Si, selon le Centre d'investigation sociologique (CIS, organisme public), 54% des Espagnols ne s'estimeraient que peu ou pas du tout intéressés par les nouvelles concernant l'Union européenne, ils seraient par contre quatre sur cinq à vouloir que leurs europarlementaires représentent "avant tout les intérêts de l'Espagne". Le slogan du PP, "Avec toi, forts en Europe" (Contigo, fuertes en Europa), s'ajuste à cette préoccupation. Son programme électoral aussi. "Nous refusons absolument de troquer plus d'Europe contre moins d'Espagne" y lit-on.

Les conservateurs mettent les socialistes au défi d'obtenir pour l'Espagne, dans le projet de Constitution européenne, un poids institutionnel équivalent à celui obtenu en 2000 dans le Traité de Nice par l'ex-président du gouvernement, le conservateur José Maria Aznar, à savoir 27 voix au Conseil européen, à peine deux de moins que les quatre grands de l'UE (Allemagne, France, Grande-Bretagne et Italie).

Le nouveau ministre espagnol des Affaires étrangères, le socialiste Miguel Angel Moratinos, prétend que l'Espagne conserverait son poids si elle obtenait, dans le système à double majorité prévu par le projet de Constitution européenne, que les décisions communautaires soient prises à la majorité de 50% des Etats et des deux tiers (66,6%) de la population des 25 membres de l'UE. La France et l'Allemagne soutiennent, elles, les pourcentages de 50 et 60% prévus par le projet constitutionnel.
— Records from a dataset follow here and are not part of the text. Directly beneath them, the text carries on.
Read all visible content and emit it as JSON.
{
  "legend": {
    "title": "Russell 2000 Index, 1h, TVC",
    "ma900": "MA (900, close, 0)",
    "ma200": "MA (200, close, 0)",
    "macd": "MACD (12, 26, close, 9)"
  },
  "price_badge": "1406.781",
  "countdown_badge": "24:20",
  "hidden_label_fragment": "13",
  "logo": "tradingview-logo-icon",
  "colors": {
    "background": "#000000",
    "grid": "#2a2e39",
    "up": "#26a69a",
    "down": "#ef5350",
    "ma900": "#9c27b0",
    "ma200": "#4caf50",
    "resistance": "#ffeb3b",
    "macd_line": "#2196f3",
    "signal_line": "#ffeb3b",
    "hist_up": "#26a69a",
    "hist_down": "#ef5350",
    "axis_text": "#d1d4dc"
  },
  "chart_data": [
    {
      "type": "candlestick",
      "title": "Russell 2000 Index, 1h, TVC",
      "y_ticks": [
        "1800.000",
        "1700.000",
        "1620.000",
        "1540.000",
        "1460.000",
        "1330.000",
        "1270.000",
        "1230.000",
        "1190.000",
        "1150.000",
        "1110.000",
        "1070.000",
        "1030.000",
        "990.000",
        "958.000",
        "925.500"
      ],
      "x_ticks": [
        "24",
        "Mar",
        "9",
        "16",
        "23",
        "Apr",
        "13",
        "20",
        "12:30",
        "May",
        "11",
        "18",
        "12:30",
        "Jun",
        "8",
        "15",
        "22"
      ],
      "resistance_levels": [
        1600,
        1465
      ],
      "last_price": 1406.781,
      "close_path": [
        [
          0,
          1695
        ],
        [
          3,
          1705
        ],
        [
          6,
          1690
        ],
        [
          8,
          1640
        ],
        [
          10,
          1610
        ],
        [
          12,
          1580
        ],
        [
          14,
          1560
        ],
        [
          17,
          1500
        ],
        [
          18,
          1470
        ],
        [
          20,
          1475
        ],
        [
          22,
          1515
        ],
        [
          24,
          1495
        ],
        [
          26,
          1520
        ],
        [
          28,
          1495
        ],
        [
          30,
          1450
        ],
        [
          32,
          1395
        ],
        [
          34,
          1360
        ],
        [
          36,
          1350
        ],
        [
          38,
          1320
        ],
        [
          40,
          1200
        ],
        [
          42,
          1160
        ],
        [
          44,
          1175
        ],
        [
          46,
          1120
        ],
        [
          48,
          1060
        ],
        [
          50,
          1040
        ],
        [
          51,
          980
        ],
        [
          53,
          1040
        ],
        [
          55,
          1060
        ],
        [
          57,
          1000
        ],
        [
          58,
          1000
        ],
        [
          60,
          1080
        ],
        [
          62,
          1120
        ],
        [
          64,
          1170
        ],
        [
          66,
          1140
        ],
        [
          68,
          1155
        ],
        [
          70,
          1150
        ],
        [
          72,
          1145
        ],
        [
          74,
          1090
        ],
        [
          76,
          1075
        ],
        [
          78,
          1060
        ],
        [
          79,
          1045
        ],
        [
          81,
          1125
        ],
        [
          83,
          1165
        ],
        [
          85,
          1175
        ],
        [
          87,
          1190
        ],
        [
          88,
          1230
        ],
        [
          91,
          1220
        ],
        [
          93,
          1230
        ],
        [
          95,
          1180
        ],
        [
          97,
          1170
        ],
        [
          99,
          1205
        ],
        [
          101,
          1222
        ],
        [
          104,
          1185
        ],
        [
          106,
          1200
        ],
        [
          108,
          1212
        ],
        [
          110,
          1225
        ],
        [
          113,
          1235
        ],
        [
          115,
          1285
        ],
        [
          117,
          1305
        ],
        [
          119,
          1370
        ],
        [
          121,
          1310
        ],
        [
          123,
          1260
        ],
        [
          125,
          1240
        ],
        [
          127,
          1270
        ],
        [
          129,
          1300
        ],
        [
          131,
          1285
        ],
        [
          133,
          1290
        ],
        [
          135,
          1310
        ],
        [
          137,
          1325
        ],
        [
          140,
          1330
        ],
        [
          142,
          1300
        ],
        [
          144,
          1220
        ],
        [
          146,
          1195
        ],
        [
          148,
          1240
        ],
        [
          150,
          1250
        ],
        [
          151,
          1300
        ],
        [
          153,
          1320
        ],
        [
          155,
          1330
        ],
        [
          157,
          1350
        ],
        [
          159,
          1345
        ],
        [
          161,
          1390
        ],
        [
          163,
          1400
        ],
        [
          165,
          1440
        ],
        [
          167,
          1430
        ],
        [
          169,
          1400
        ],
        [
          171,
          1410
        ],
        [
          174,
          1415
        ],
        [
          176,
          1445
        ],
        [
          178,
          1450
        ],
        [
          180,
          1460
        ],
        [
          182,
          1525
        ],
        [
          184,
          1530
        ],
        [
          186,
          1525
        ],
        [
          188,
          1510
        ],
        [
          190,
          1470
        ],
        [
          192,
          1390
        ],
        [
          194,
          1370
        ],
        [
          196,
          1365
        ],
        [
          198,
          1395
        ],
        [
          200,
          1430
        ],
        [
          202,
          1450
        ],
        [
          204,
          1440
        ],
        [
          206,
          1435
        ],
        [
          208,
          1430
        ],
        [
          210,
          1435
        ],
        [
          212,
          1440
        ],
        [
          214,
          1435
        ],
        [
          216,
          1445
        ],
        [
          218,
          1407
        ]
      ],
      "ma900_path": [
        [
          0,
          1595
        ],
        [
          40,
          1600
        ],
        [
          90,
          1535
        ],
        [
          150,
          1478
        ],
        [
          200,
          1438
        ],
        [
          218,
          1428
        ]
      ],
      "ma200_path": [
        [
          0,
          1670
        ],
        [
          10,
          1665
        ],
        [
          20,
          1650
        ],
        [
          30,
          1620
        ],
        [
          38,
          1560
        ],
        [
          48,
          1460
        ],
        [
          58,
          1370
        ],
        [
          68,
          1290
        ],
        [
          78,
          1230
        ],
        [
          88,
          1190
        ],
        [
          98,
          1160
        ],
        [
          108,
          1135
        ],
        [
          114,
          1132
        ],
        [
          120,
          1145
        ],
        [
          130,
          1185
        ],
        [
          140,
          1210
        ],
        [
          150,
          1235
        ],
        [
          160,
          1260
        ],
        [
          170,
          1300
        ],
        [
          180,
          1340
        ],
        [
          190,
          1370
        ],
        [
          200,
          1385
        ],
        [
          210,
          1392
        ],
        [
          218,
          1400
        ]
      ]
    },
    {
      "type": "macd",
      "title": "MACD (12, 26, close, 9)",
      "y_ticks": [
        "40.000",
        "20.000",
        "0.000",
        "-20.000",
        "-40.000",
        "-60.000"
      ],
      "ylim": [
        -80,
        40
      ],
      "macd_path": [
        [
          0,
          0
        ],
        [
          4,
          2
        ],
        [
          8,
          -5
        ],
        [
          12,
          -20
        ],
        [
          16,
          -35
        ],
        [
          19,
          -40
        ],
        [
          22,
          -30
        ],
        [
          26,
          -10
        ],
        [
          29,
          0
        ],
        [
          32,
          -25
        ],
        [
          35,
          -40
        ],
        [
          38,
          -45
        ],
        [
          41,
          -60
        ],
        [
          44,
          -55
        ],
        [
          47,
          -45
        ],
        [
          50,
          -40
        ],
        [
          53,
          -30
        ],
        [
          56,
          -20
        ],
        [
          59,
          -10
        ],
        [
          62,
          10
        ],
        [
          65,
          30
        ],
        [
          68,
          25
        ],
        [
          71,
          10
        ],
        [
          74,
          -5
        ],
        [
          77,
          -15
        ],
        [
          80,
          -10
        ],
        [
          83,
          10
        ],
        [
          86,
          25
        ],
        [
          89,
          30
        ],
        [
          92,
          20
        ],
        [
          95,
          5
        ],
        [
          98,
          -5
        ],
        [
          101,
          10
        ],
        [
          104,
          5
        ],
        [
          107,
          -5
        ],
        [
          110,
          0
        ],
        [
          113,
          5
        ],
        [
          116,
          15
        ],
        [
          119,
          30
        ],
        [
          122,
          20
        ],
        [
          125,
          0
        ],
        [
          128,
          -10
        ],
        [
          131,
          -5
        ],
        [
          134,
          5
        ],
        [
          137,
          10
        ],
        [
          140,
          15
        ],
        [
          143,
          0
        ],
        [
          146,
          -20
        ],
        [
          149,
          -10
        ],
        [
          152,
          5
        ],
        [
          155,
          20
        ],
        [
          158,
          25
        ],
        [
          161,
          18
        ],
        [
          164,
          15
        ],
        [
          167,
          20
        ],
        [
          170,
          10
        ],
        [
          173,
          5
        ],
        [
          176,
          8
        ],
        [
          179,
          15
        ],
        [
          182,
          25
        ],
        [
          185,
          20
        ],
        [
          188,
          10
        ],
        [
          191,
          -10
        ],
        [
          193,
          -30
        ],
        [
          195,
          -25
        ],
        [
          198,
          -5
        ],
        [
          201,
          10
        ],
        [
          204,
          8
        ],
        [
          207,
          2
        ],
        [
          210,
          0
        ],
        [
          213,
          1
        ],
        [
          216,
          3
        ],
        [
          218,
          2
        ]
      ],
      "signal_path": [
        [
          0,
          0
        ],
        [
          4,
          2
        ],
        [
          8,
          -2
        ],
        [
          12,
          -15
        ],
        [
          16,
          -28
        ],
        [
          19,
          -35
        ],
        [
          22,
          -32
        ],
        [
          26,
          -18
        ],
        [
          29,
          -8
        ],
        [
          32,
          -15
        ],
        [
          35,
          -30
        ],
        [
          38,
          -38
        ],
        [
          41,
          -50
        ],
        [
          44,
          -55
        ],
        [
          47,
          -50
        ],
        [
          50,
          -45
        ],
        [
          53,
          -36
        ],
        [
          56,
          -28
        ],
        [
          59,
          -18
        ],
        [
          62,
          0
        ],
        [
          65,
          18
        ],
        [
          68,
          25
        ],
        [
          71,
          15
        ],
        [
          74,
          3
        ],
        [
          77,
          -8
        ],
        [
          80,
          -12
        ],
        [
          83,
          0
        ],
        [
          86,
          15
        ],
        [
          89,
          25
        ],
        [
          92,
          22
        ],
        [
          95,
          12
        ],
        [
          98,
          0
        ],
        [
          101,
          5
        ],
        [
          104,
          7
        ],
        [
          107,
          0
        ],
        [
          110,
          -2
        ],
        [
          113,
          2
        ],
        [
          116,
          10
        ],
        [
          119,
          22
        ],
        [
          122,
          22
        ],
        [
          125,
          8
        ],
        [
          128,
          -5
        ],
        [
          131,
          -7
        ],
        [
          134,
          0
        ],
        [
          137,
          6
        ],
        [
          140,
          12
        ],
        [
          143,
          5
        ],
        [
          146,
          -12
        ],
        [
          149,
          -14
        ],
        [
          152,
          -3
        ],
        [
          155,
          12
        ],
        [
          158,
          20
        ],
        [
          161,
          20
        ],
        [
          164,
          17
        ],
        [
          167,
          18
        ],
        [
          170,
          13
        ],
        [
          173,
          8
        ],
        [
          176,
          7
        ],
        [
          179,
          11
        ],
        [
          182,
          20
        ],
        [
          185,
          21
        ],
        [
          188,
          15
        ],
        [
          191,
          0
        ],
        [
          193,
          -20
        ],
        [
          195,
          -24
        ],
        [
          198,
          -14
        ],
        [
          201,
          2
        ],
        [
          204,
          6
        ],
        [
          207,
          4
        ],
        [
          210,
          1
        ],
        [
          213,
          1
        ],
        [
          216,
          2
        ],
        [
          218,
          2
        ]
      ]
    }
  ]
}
Ce débat institutionnel pourrait être tranché à Bruxelles les 17 et 18 juin, soit après les élections européennes. Les socialistes espagnols auront alors les mains plus libres pour accepter des concessions qui confirmeraient leur approche participative, opposée à l'approche défensive que manifeste le PP à l'égard de l'Europe.

"Nous revenons en Europe" (Volvemos a Europa) dit le slogan de campagne du PSOE. "Le futur de l'Europe, c'est le futur de l'Espagne" confirme le manifeste électoral socialiste. "Pour recevoir, il faut savoir donner et l'Espagne a déjà reçu beaucoup de l'Europe" ose même dire Josep Borrell.

Un garde-fou limite toutefois déjà l'excès de concessions. Tous les candidats, partis et coalitions estiment en effet que les Espagnols devraient pouvoir se prononcer par référendum sur la future Constitution européenne.